Pop- und Rockfans können sich freuen: In den nächsten Wochen kommen zahlreiche große Bands Den Anfang machen heute die Backstreet Boys in der Max-Schmeling-Halle

Sebastian Leber

Berliner Frauenherzen haben es derzeit schwer. Letzten Sonntag mussten sie schon für Robbie Williams höher schlagen, heute Abend werden sie reihenweise in der Max-Schmeling-Halle gebrochen: Die Backstreet Boys kommen. Nach fünf Jahren Pause tritt die US-Boygroup mit den Liedern ihres neuen Albums „Never Gone“ auf – und mit „garantiert allen alten Hits“, sagt Petra Huber vom Tourveranstalter Music Pool. Die fünf Sänger seien zwar während ihrer Auszeit gereift, das bedeute aber nicht, dass es bei Konzerten auf der Bühne nun ruhiger zugehe. Eher im Gegenteil: Die zweistündige Show warte mit verschiedensten Lichteffekten, Videoleinwänden und Pyro-Technik auf. „Ab und zu wird es ganz heftig knallen.“ Los geht’s heute um 20 Uhr, und das Beste: Im Gegensatz zum Robbie-Williams-Konzert gibt es noch Karten an der Abendkasse.

Wem die Backstreet Boys zu viel Herzschmerz sind, der kommt in den nächsten Wochen trotzdem auf seine Kosten. Zu Beginn der diesjährigen Hallensaison haben sich jede Menge deutsche und internationale Stars angekündigt. Gleich nächste Woche treten in der Columbiahalle drei Hochkaräter hintereinander auf, die unterschiedlicher nicht sein könnten: Am Dienstag der britische Gitarrist Paul Weller , am Mittwoch Pop-Sängerin Sarah Connor und am Donnerstag schließlich die finsteren Rocker von Motörhead . Am 25. Oktober gibt sich ein noch Größerer in Berlin die Ehre: Songwriter Bob Dylan tritt mit Band in der Treptower Arena auf.

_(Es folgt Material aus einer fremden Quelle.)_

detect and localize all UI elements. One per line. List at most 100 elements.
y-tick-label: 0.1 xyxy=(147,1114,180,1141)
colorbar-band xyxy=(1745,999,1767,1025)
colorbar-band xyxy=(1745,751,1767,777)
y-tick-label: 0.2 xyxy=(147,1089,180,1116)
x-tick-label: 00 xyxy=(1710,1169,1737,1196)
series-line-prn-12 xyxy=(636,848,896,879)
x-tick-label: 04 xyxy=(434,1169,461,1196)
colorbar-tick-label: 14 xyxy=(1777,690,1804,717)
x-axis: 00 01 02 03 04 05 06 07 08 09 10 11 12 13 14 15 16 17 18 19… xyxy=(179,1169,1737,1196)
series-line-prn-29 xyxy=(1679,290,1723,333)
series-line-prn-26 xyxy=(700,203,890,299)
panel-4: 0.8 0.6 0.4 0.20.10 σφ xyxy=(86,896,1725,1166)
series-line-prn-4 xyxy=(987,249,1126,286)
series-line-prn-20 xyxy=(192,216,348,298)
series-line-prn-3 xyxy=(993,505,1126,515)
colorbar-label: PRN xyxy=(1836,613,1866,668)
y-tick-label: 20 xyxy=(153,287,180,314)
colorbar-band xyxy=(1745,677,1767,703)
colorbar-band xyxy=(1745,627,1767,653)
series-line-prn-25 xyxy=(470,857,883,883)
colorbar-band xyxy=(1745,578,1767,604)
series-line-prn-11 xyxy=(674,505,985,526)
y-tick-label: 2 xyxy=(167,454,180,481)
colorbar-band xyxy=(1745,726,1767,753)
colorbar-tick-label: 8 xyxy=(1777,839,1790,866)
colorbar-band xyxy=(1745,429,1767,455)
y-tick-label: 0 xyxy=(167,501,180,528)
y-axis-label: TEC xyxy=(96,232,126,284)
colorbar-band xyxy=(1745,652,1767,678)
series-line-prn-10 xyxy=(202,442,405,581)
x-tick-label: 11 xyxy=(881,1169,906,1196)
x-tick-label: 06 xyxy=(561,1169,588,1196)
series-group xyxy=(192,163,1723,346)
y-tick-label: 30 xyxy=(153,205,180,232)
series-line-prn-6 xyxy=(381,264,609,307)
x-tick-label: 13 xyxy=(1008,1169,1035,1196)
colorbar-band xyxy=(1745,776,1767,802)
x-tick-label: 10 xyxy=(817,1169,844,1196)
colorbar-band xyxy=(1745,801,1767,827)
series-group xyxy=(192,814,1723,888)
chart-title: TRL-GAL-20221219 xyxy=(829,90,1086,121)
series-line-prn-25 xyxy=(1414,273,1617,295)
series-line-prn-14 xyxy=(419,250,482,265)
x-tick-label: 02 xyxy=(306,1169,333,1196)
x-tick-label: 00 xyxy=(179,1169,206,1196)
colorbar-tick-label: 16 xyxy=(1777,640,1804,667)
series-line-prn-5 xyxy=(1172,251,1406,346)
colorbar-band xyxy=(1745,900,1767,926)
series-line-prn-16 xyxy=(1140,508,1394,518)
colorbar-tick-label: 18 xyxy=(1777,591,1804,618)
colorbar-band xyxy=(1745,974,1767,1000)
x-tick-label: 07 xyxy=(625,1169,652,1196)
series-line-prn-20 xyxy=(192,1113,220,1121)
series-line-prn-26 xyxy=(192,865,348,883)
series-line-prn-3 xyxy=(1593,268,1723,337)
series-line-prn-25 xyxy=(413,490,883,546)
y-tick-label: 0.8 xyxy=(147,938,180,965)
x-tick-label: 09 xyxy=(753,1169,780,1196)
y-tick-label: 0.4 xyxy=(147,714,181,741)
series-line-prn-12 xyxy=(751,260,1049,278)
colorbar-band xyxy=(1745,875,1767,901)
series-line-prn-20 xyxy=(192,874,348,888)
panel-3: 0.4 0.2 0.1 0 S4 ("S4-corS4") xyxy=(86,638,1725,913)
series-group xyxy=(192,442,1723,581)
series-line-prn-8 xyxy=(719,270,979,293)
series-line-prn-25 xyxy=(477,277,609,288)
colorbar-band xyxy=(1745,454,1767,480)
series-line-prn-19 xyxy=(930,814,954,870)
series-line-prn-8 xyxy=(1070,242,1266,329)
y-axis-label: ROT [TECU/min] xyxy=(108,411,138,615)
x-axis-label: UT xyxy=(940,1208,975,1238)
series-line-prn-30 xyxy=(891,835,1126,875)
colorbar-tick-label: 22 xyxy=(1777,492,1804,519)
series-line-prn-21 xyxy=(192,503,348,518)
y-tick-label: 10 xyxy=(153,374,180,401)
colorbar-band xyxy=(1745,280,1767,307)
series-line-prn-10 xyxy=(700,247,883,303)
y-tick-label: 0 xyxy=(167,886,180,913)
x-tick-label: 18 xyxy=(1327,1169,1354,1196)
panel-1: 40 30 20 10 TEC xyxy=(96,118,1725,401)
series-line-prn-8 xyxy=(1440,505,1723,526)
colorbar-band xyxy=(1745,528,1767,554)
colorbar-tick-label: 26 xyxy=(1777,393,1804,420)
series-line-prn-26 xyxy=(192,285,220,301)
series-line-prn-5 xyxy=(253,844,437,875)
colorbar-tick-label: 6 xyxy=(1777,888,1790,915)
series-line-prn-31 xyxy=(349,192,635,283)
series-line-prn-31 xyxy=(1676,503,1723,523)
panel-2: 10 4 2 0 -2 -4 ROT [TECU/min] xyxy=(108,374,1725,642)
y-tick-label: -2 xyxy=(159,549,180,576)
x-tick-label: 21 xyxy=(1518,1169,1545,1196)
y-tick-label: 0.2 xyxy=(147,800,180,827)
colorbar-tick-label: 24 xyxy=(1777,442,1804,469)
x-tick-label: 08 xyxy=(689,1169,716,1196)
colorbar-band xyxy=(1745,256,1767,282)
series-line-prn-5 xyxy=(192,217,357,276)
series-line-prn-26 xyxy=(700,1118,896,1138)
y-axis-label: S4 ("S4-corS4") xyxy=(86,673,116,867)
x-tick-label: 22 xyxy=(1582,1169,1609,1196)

Schon zum zweiten Mal in diesem Jahr kommen am 20. November die Norweger von A-ha nach Berlin. An ihren Auftritt Anfang Juli beim „Live-8“-Festival hat die Band nicht nur gute Erinnerungen. Da sei während des Konzerts ein Teil der Bühnen-Elektronik ausgefallen, so dass die drei zwar munter drauflos spielen, sich aber selbst nicht mehr über Kopfhörer hören konnten. „Eine Punkband hätte das vielleicht einfach überspielen können, für uns war es ein Problem“, sagt Gitarrist Pal. Umso mehr freut sich die Band, beim Konzert in der Arena unter normalen Live-Bedingungen spielen zu können. Da gibt es dann auch zum ersten Mal die Lieder ihres neuen Albums „Analogue“ zu hören, das in Deutschland bereits am 4. November erscheint. Neben A-ha treten nächsten Monat auch drei bekannte deutsche Künstler in Berlin auf, nämlich Marius Müller-Westernhagen am 13. und 14. November in der Max-Schmeling-Halle, Nena am 26. November im Velodrom und Peter Maffay einen Tag später wiederum in der Max-Schmeling-Halle. Außerdem haben sich zwei britische Bands angekündigt, die derzeit mit zu dem Besten und Angesagtesten gehören, was internationale Rockmusik zu bieten hat: Franz Ferdinand spielen am 8. November im Tempodrom, Maximo Park am 26. November im Postbahnhof. Achtung: Wer die beiden Bands sehen will, sollte sich schnell Karten sichern.

Was Franz Ferdinand und Maximo Park im Großen sind, ist die Berliner Band Hund am Strand im Kleinen. Deutschlands Musikkritiker überschlagen sich mit Lob, und obwohl die erste Single „Jungen Mädchen“ gerade erst veröffentlicht wurde, gilt das Lied jetzt schon als einer der bemerkenswertesten deutschsprachigen Songs des Jahres. Wohl auch wegen des Refrains: „Alle Jungen, alle Mädchen, zieht Eure T-Shirts aus!“ Kommenden Mittwoch tritt die Band zusammen mit dem Hamburger Liedermacher Bernd Begemann in der Maria am Ostbahnhof auf – und auch wenn es dort keine Nackten geben sollte, erwartet Sänger Fabian Schwinger zumindest ein „entspanntes Konzert mit jeder Menge Bekannten im Publikum“.